The international corporate tax architecture was first drawn up in the 1920s, and it is widely acknowledged that today’s globalised economy presents new challenges for the international tax rules to keep up with modern business practices. Our system deals adequately with a wine producer exporting bottles of wine from France to the UK, or a German car manufacturer producing right-hand drive cars for the UK market. No-one in those circumstances argues that corporation tax should apply in the location of the consumers. There is no confusion between turnover and profit.
But businesses now operate in a world where it is easier to transact physical goods over the internet. While it is easy to know the location of a physical good, the location of a service is less clear cut. And where the service provided involves no physical object – where it is simply the downloading of digital bytes from a server which could be anywhere on the planet – then things become even hazier.
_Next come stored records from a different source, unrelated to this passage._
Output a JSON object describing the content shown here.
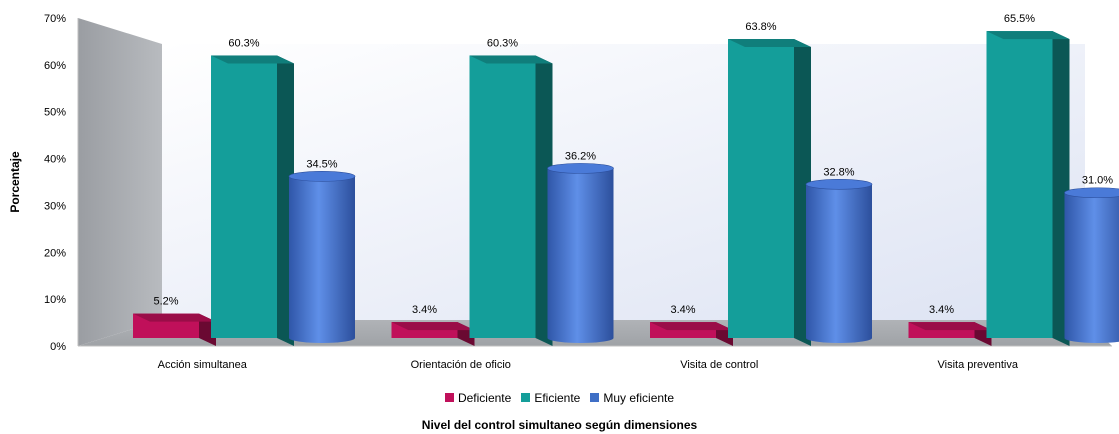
{
  "chart_data": {
    "type": "bar",
    "title": "",
    "xlabel": "Nivel del control simultaneo según dimensiones",
    "ylabel": "Porcentaje",
    "ylim": [
      0,
      70
    ],
    "yticks": [
      "0%",
      "10%",
      "20%",
      "30%",
      "40%",
      "50%",
      "60%",
      "70%"
    ],
    "categories": [
      "Acción simultanea",
      "Orientación de oficio",
      "Visita de control",
      "Visita preventiva"
    ],
    "series": [
      {
        "name": "Deficiente",
        "values": [
          5.2,
          3.4,
          3.4,
          3.4
        ],
        "labels": [
          "5.2%",
          "3.4%",
          "3.4%",
          "3.4%"
        ],
        "color": "#C0105A",
        "shape": "box"
      },
      {
        "name": "Eficiente",
        "values": [
          60.3,
          60.3,
          63.8,
          65.5
        ],
        "labels": [
          "60.3%",
          "60.3%",
          "63.8%",
          "65.5%"
        ],
        "color": "#149E9A",
        "shape": "box"
      },
      {
        "name": "Muy eficiente",
        "values": [
          34.5,
          36.2,
          32.8,
          31.0
        ],
        "labels": [
          "34.5%",
          "36.2%",
          "32.8%",
          "31.0%"
        ],
        "color": "#3F6FC6",
        "shape": "cylinder"
      }
    ],
    "legend_position": "bottom",
    "grid": false,
    "style": "3d"
  }
}
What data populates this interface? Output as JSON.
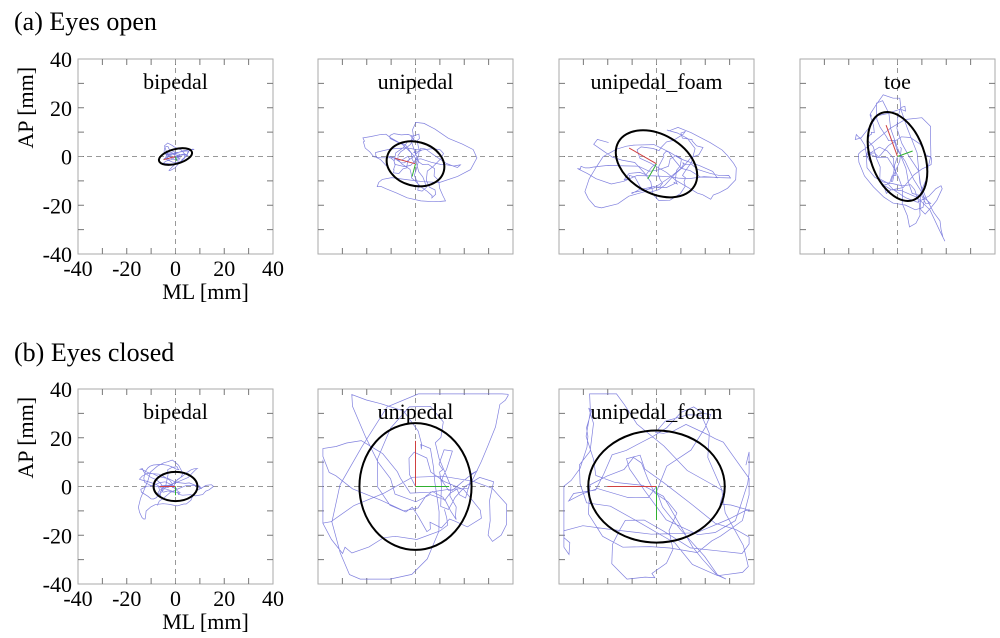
{
  "sections": [
    {
      "title": "(a) Eyes open"
    },
    {
      "title": "(b) Eyes closed"
    }
  ],
  "axes": {
    "xlabel": "ML [mm]",
    "ylabel": "AP [mm]",
    "ticks": [
      "-40",
      "-20",
      "0",
      "20",
      "40"
    ],
    "xlim": [
      -40,
      40
    ],
    "ylim": [
      -40,
      40
    ]
  },
  "colors": {
    "ellipse": "#000000",
    "trajectory": "#6a6ad8",
    "axis_x": "#d04040",
    "axis_y": "#30b030",
    "zero_line": "#999999"
  },
  "chart_data": [
    {
      "type": "scatter",
      "section": 0,
      "title": "bipedal",
      "xlim": [
        -40,
        40
      ],
      "ylim": [
        -40,
        40
      ],
      "grid": false,
      "ellipse": {
        "cx": 0,
        "cy": 0,
        "rx": 7,
        "ry": 3,
        "angle_deg": 15
      },
      "spread": [
        4,
        2
      ],
      "seed": 3
    },
    {
      "type": "scatter",
      "section": 0,
      "title": "unipedal",
      "xlim": [
        -40,
        40
      ],
      "ylim": [
        -40,
        40
      ],
      "grid": false,
      "ellipse": {
        "cx": 0,
        "cy": -3,
        "rx": 12,
        "ry": 9,
        "angle_deg": -15
      },
      "spread": [
        9,
        7
      ],
      "seed": 7
    },
    {
      "type": "scatter",
      "section": 0,
      "title": "unipedal_foam",
      "xlim": [
        -40,
        40
      ],
      "ylim": [
        -40,
        40
      ],
      "grid": false,
      "ellipse": {
        "cx": 0,
        "cy": -3,
        "rx": 18,
        "ry": 12,
        "angle_deg": -30
      },
      "spread": [
        12,
        9
      ],
      "seed": 11
    },
    {
      "type": "scatter",
      "section": 0,
      "title": "toe",
      "xlim": [
        -40,
        40
      ],
      "ylim": [
        -40,
        40
      ],
      "grid": false,
      "ellipse": {
        "cx": 0,
        "cy": 0,
        "rx": 11,
        "ry": 19,
        "angle_deg": 20
      },
      "spread": [
        9,
        14
      ],
      "seed": 19
    },
    {
      "type": "scatter",
      "section": 1,
      "title": "bipedal",
      "xlim": [
        -40,
        40
      ],
      "ylim": [
        -40,
        40
      ],
      "grid": false,
      "ellipse": {
        "cx": 0,
        "cy": 0,
        "rx": 9,
        "ry": 6,
        "angle_deg": 0
      },
      "spread": [
        6,
        4
      ],
      "seed": 23
    },
    {
      "type": "scatter",
      "section": 1,
      "title": "unipedal",
      "xlim": [
        -40,
        40
      ],
      "ylim": [
        -40,
        40
      ],
      "grid": false,
      "ellipse": {
        "cx": 0,
        "cy": 0,
        "rx": 23,
        "ry": 26,
        "angle_deg": 0
      },
      "spread": [
        18,
        22
      ],
      "seed": 29
    },
    {
      "type": "scatter",
      "section": 1,
      "title": "unipedal_foam",
      "xlim": [
        -40,
        40
      ],
      "ylim": [
        -40,
        40
      ],
      "grid": false,
      "ellipse": {
        "cx": 0,
        "cy": 0,
        "rx": 28,
        "ry": 23,
        "angle_deg": 0
      },
      "spread": [
        24,
        20
      ],
      "seed": 31
    }
  ]
}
It is now therefore much easier for businesses to locate their activities in countries that are distant from the physical location of their customers.
In some cases the tax system can be changed to adapt to these changing ways of production and consumption. For example, from 2015 we have agreed that, across the EU, VAT on e-services – including e-books, telecoms and broadcasting – will be charged in the customer’s country, not – as now – the provider’s.
But on the wider issues these changes present, I don’t believe that the answer is for us in the UK to take unilateral action. Such an approach would do us no favours as a location for business investment, and would risk setting in train a disparate approach among our trading partners, with serious consequences for international trade and growth.
The OECD report on base erosion and profit shifting, which was endorsed by the G20 this February, shows that to tackle this issue effectively requires collective action to strengthen international tax standards. And the UK Government - through the OECD – has been at the forefront in taking forward work on this issue.
We have made a commitment to act and we have backed that up with extra resources for the OECD. We have also been actively participating in the development of the OECD’s comprehensive action plan for tackling these issues, which will be presented to the G20 in July this year. And I’m sure everyone here will be very interested to see the proposed way forward for dealing with these issues.
So, before we enter the Q&A session – and I’ll be very happy to answer your questions on both the issues I’ve discussed today and the Finance Bill – let me be very clear on this Government’s beliefs. We believe that the best way to attract businesses to our country is to create a competitive tax environment. But we also believe that those businesses must pay those competitive rates as the law requires.
We face challenges internationally on this; particularly on such issues as Base Erosion and Profit Shifting, and indeed in the way that technological developments have changed the way in which we consume an increasing number of products and services. But I want the UK to be at the forefront of tackling those issues internationally, and through our work with the G20 we are doing exactly that.
So thank you for listening. Thank you for not asking me to give way! And I’m very happy to take your questions.